Une plateforme numérique a été créée pour projeter les données transcriptomiques des biopsies patients sur la cartographie de référence. Son utilité est particulièrement marquée dans les cas diagnostiquement difficiles : érythrodermie, dermatoses palmo-plantaires, rashs induits par les inhibiteurs de checkpoint immunitaire.
Résultats
Dans une cohorte de 67 patients, les taux de mauvaise classification clinique variaient de 29 % à 63 %, soulignant l'intérêt d'intégrer le diagnostic moléculaire en pratique courante. Dans une cohorte de 17 non-répondeurs, les biopsies post-traitement ont révélé une discordance entre le profil immunitaire et la cible thérapeutique dans 82 % des cas, répartie en trois mécanismes :
• 41 % d'erreurs diagnostiques (eczéma traité comme psoriasis ou inversement).
• 30 % de résistances vraies par glissement immunitaire : shift Th2→Th1 dans la dermatite atopique résistante aux anti-IL-4R, ou émergence d'un profil IFN de type I dominant dans le psoriasis résistant aux anti-IL-17/IL-23.
• 12 % de réactions paradoxales : inhibition d'une voie libérant une autre (psoriasis sous anti-IL-17 développant un eczéma Th2 ; dermatite atopique sous anti-IL-4R développant une activation Th17 psoriasiforme).
Seulement 17 % des non-répondeurs avaient un module correctement aligné avec leur traitement, suggérant des facteurs non immunologiques (posologie sous-optimale, variabilité pharmacocinétique, non-adhérence). Face à un glissement immunitaire, le recours à un agent à spectre plus large (inhibiteur de JAK ciblant Th1/ Th2/Th17, ou inhibiteur de TYK2 ciblant Th17 et IFN de type I) est préférable à un simple changement de biologique mono-cible.

FIGURE 2 The digital platform clarifies the causes of treatment failures. Application of the digital platform enables identification of the immunologic mechanisms responsible for biologic therapy failure. In approximately 80% of treatment failures, the dominant immune module detected by our digital platform does not correspond to the pathway targeted by the administered therapy. Of these, 40% are attributable to misdiagnosis (e.g., Th2-dominant eczema treated as psoriasis, Th17-dominant psoriasis treated as eczema, or others), 30% reflect true biological resistance characterized by immune polarization shifts (a transition toward type I IFN dominance over Th17 in psoriasis or Th1 predominance surpassing Th2 in atopic dermatitis), and 10% represent paradoxical reactions associated with therapy-induced immune axis and clinical phenotype switching (e.g., Th2→Th17 with psoriasiform lesions under anti-IL-4R or Th17→Th2 with eczematous lesions under anti-IL-17 treatment). In the remaining 20% of cases, the dominant immune module aligns with the therapeutic target, suggesting that resistance may result from pharmacologic nonresponsiveness.

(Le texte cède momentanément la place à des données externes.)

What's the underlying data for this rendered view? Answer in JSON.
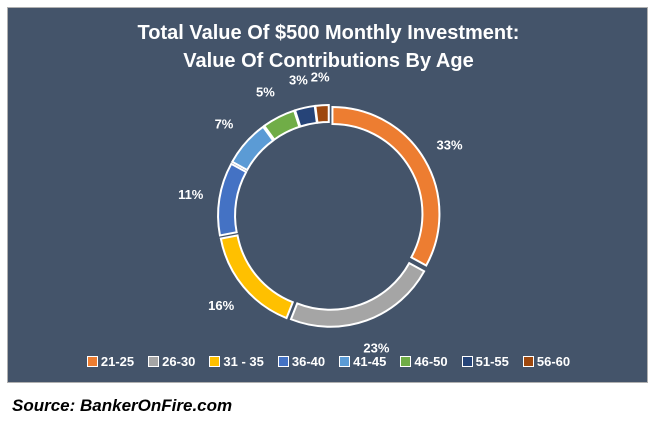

Conclusion et perspectives
Ce cadre de médecine de précision intègre le profilage moléculaire individuel au choix thérapeutique, améliore la précision diagnostique, explique les échecs de traitement et identifie de nouvelles indications pour les agents existants. La prochaine étape sera la validation prospective multicentrique de cette approche pour démontrer sa supériorité sur les méthodes conventionnelles.